The death of former Major League player Ryan Freel by what was termed a self-inflicted gunshot wound Sunday reminds us that there is no such thing as a magic potion in life. No matter what we think goes in others’ heads is their secret, and no matter what advantages, wealth, or fame they achieve there is no panacea.
Freel, 36, lived the American boys’ dream. He became a professional athlete. He made a living as a big-league ballplayer. For most of us, those of us who never had the skills to aspire to such achievement in a favorite sport, he made it. Those of us of lesser talents wish we could be part of a pro sports team even for a game, a season, even a minute.
Most of us discover early that it’s not in the cards for us. Others come oh-so-close and don’t make the final cut. Their frustration must be greater than that of the vast majority of us who can only fantasize in the backyard about hitting that game-winning homer.
Freel was found dead in hisFloridahome and the local sheriff’s office is investigating, though there doesn’t seem to be any mystery about any other parties being involved in his death or any other reason for the cause besides the gun-shot wound. The ruling is going to be suicide.
Freel was born inFloridaand grew up inFlorida. He was 25 when he broke into the majors with the Toronto Blue Jays in 2001 and he retired after eight seasons in the majors in 2009. Most of his career, six seasons, was spent with the Cincinnati Reds.

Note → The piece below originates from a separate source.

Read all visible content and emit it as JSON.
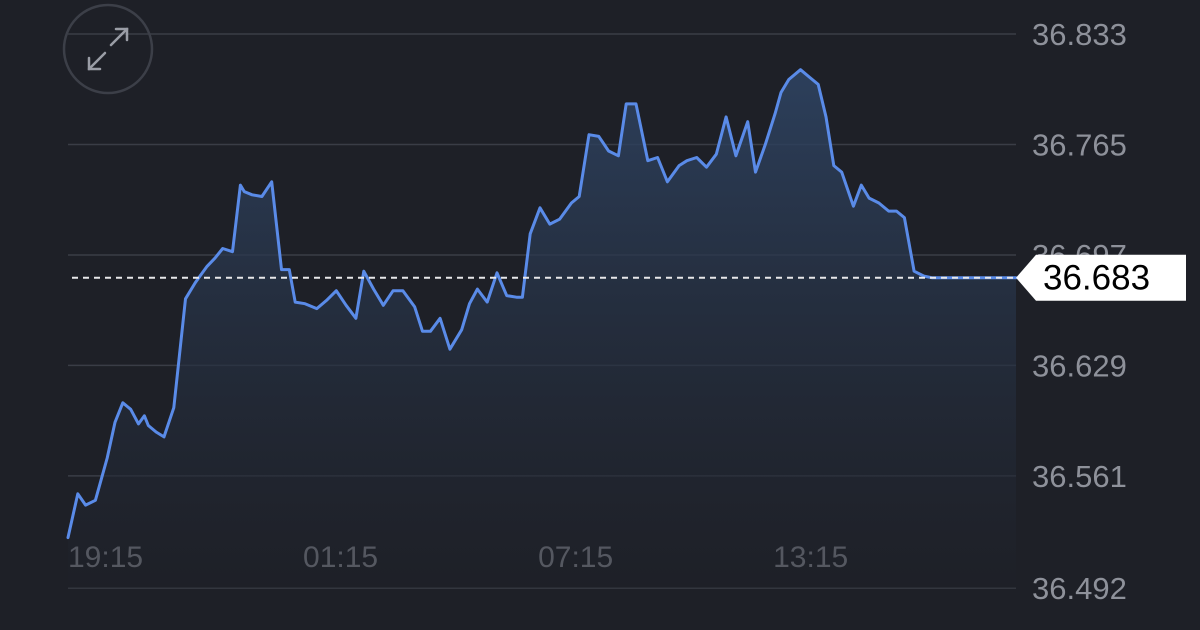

Overall, Freel played in 594 games. He was an all-around utility player, getting into those games at a wide variety of positions. Freel was not a power hitter, but his lifetime average was .268 and he was a notable base-stealing threat for the Reds for a few years. In 2004, when he played a career-high 143 games, Freel stole 37 bases. He stole 36 the next season and 37 again in 2006. The guy could run.
The Reds community was particularly hard hit by the news of Freel’s passing. Current Cincinnati All-Star second baseman Brandon Phillips tweeted his dismay over the circumstances of Freel’s death. “Really hurt by his passing!” Phillips wrote. “You never will be forgotten.”

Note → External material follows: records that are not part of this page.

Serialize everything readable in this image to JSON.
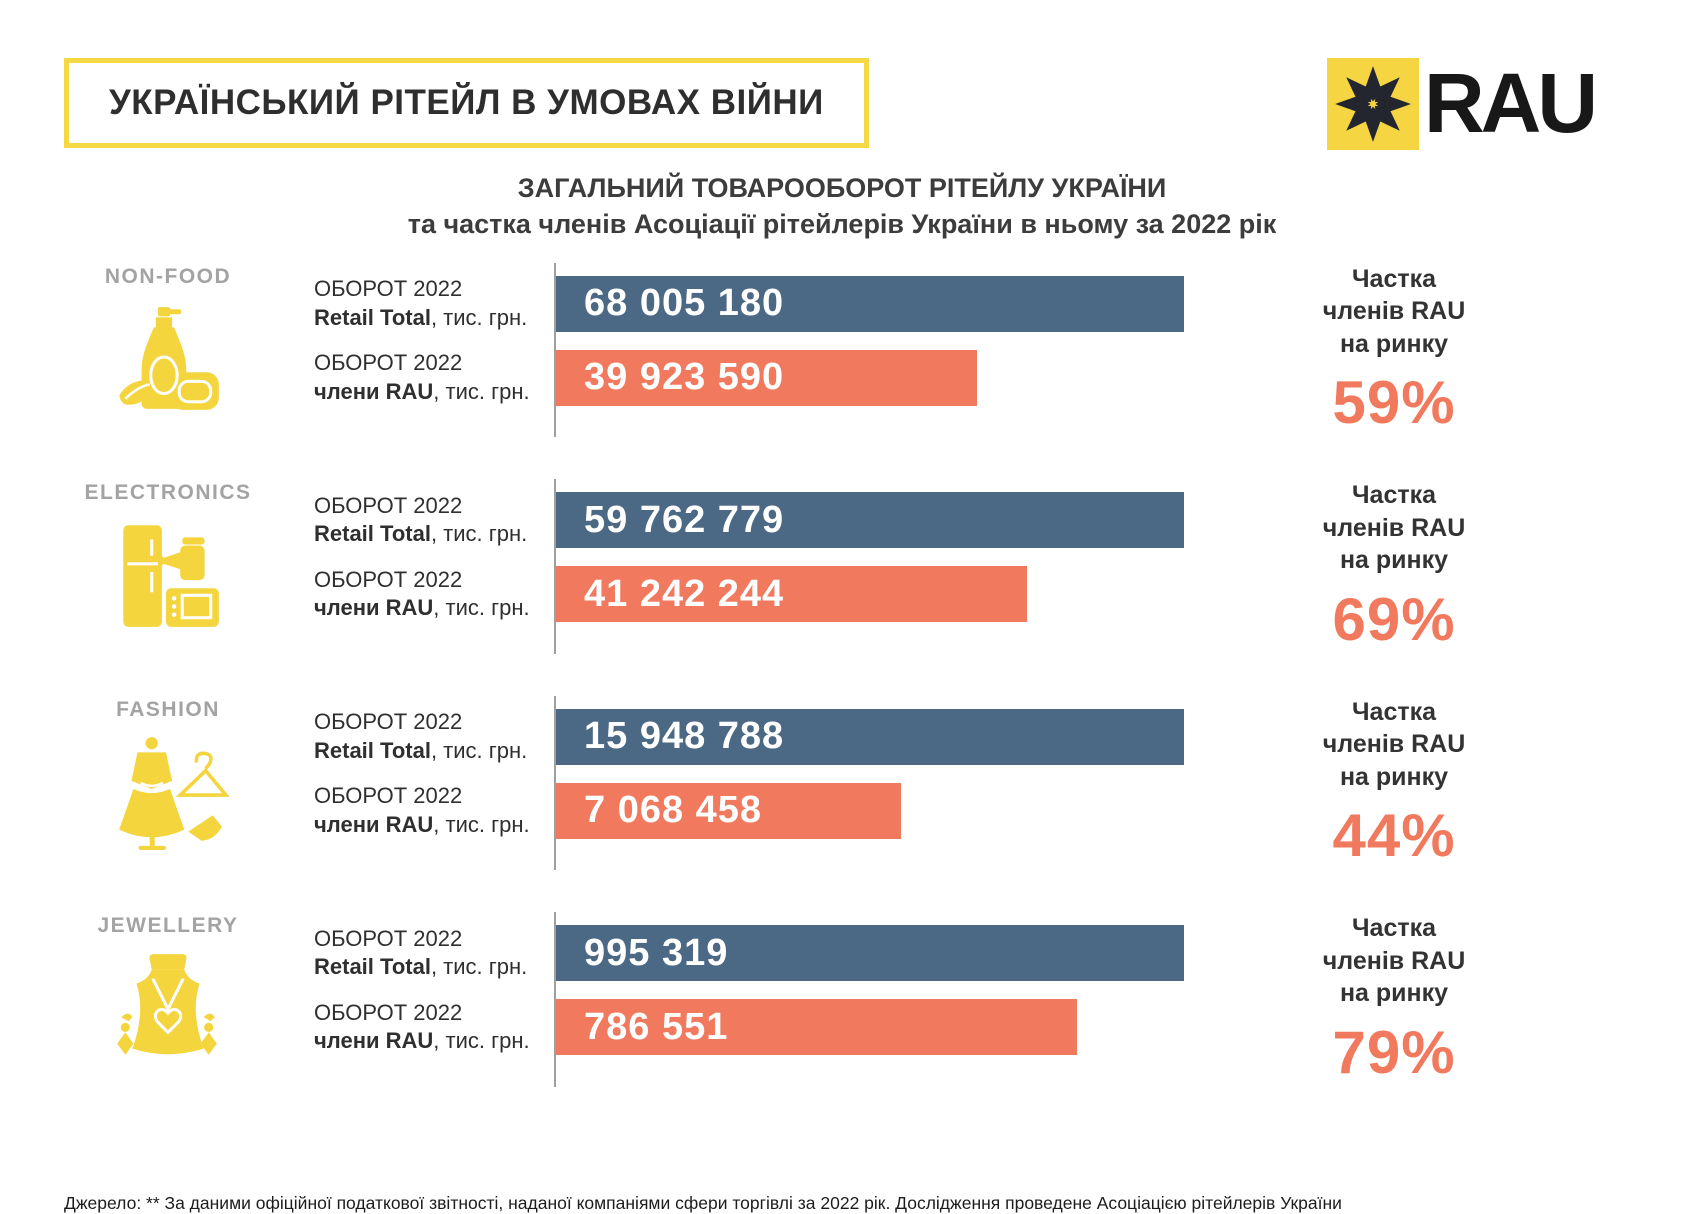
{
  "header": {
    "title": "УКРАЇНСЬКИЙ РІТЕЙЛ В УМОВАХ ВІЙНИ",
    "logo_text": "RAU",
    "logo_icon": "rau-star-icon",
    "logo_color": "#f5d542"
  },
  "subtitle": {
    "line1": "ЗАГАЛЬНИЙ ТОВАРООБОРОТ РІТЕЙЛУ УКРАЇНИ",
    "line2": "та частка членів Асоціації рітейлерів України в ньому за 2022 рік"
  },
  "labels": {
    "turnover": "ОБОРОТ 2022",
    "total_bold": "Retail Total",
    "rau_bold": "члени RAU",
    "unit": ", тис. грн.",
    "share_line1": "Частка",
    "share_line2": "членів RAU",
    "share_line3": "на ринку"
  },
  "colors": {
    "total_bar": "#4b6884",
    "rau_bar": "#f0795e",
    "accent_yellow": "#f5d542",
    "icon_yellow": "#f4d53e",
    "category_gray": "#a3a3a3",
    "percent_orange": "#f0795e"
  },
  "sections": [
    {
      "label": "NON-FOOD",
      "icon": "cleaning-products-icon",
      "total_display": "68 005 180",
      "rau_display": "39 923 590",
      "share_display": "59%",
      "total_bar_pct": 100,
      "rau_bar_pct": 67
    },
    {
      "label": "ELECTRONICS",
      "icon": "home-appliances-icon",
      "total_display": "59 762 779",
      "rau_display": "41 242 244",
      "share_display": "69%",
      "total_bar_pct": 100,
      "rau_bar_pct": 75
    },
    {
      "label": "FASHION",
      "icon": "dress-hanger-icon",
      "total_display": "15 948 788",
      "rau_display": "7 068 458",
      "share_display": "44%",
      "total_bar_pct": 100,
      "rau_bar_pct": 55
    },
    {
      "label": "JEWELLERY",
      "icon": "necklace-icon",
      "total_display": "995 319",
      "rau_display": "786 551",
      "share_display": "79%",
      "total_bar_pct": 100,
      "rau_bar_pct": 83
    }
  ],
  "chart_data": {
    "type": "bar",
    "orientation": "horizontal",
    "title": "ЗАГАЛЬНИЙ ТОВАРООБОРОТ РІТЕЙЛУ УКРАЇНИ та частка членів Асоціації рітейлерів України в ньому за 2022 рік",
    "categories": [
      "NON-FOOD",
      "ELECTRONICS",
      "FASHION",
      "JEWELLERY"
    ],
    "series": [
      {
        "name": "ОБОРОТ 2022 Retail Total, тис. грн.",
        "color": "#4b6884",
        "values": [
          68005180,
          59762779,
          15948788,
          995319
        ]
      },
      {
        "name": "ОБОРОТ 2022 члени RAU, тис. грн.",
        "color": "#f0795e",
        "values": [
          39923590,
          41242244,
          7068458,
          786551
        ]
      }
    ],
    "share_of_rau_percent": [
      59,
      69,
      44,
      79
    ],
    "unit": "тис. грн.",
    "legend_position": "none",
    "grid": false,
    "layout_hint": "total bars drawn full width; RAU bar widths drawn at 67/75/55/83% of total bar"
  },
  "footer": {
    "source": "Джерело: ** За даними офіційної податкової звітності, наданої компаніями сфери торгівлі за 2022 рік. Дослідження проведене Асоціацією рітейлерів України"
  }
}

The Cincinnati Reds organization issued a statement about Freel’s death, reading in part, “The Reds family is deeply saddened to hear of the death of Ryan Freel. His teammates and our fans loved him for how hard he played the game, and he loved giving back to the community.”
Freel’s last season was 2009, which was split among three teams. His final Major League appearances were for the Kansas City Royals. A number of Freel’s seasons near the end of his career were interrupted by injuries.

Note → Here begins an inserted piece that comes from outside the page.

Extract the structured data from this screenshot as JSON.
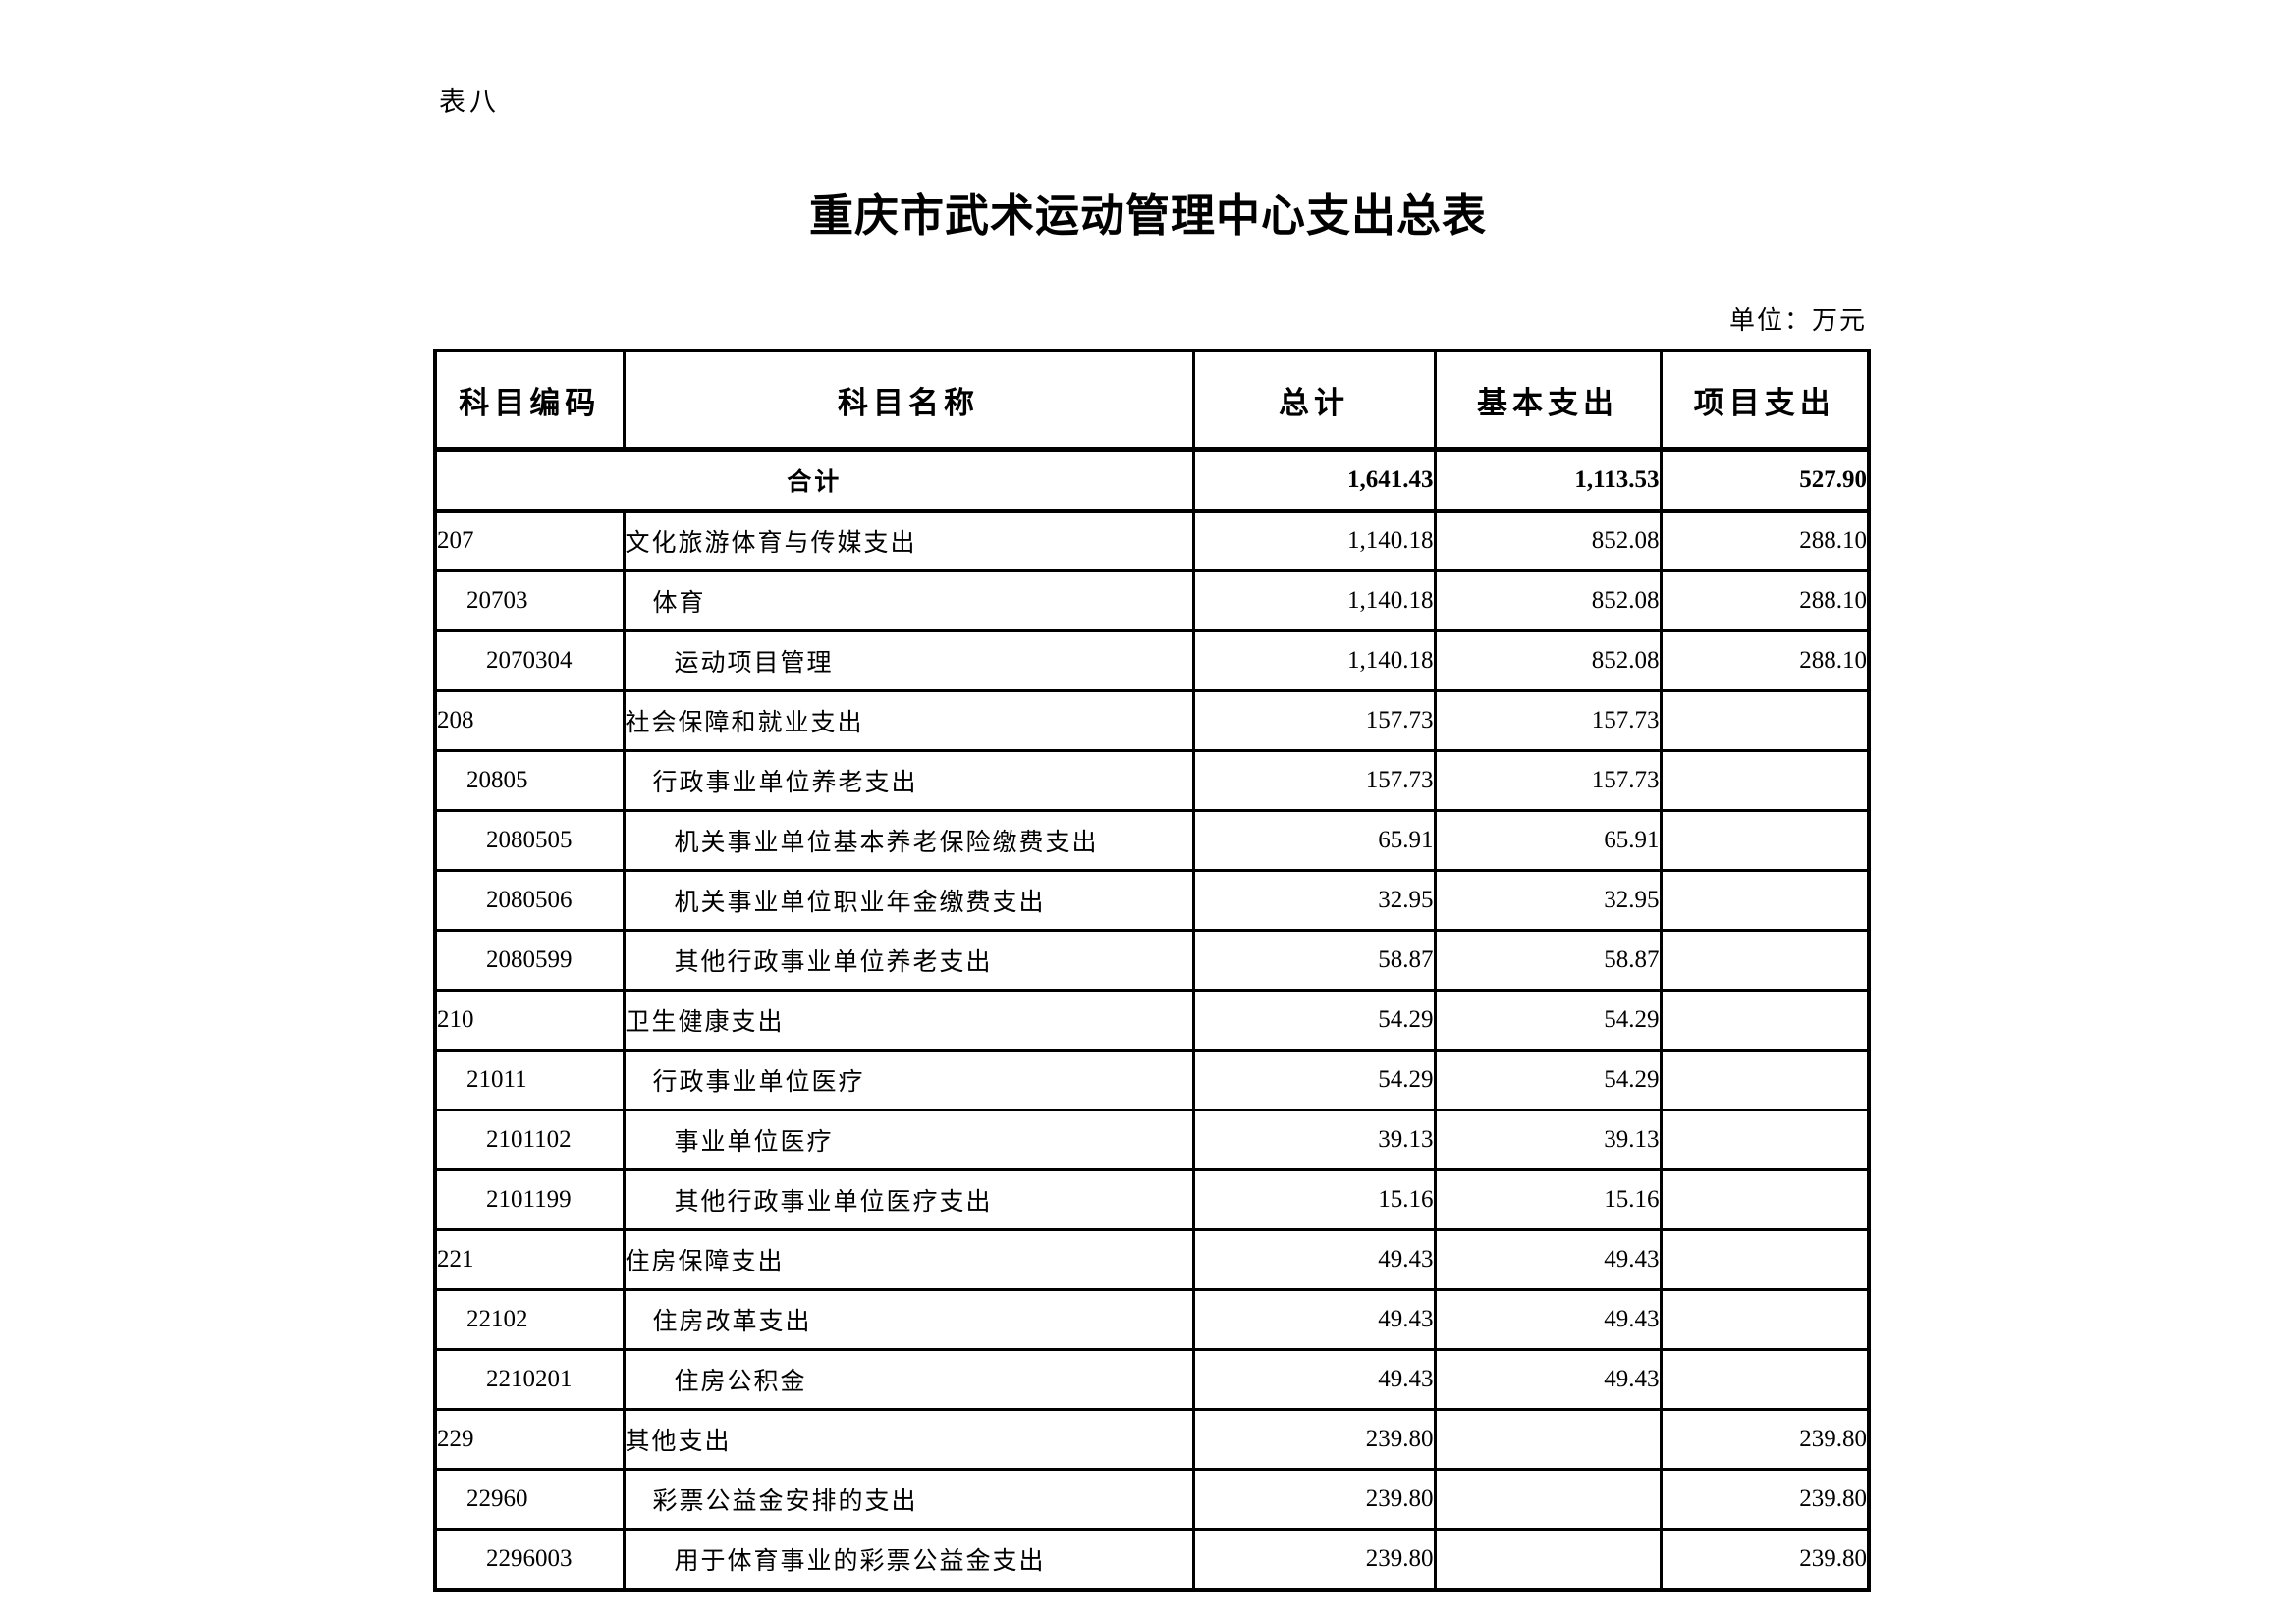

Perhaps the most telling aspect of the litany of injuries Freel suffered were a long list of concussions. He pleased fans by playing all out, but sometimes that all-out aspect of his play resulted in him crashing into outfield walls. He was also was once hit in the head by a pitch and had to be helped from the field. It was estimated that Freel incurred about 10 concussions during his playing days.
Recent medical studies, mostly focused on football players, have sounded ominous warnings about long-term damage suffered from repeated battering of the head and how those hits can lead to long-term damage. We don’t really know the situation with Freel, but it seems possible that his several concussions could have added up to problems in retirement. Those of us on the outside in these circumstances usually presume depression because we don’t image happy people killing themselves.
In retirement, Freel also had public difficulties with alcohol. He was arrested for driving drunk once and for disorderly conduct another time. This is only speculation, but it makes sense to wonder if all of this stuff is connected—concussions, alcohol abuse, probably depression.
Those are the kind of things we have been reading a lot about lately with regard to National Football League retirees—some of whom killed themselves and willed their brains to organizations performing medical research.
This backdrop has to make one wonder if Ryan Freel’s sad demise carries with it the same implications. Although he wasn’t a football player, perhaps Freel suffered from the same head injury post-concussive syndrome challenges because for a baseball player he had an inordinate number of head injuries.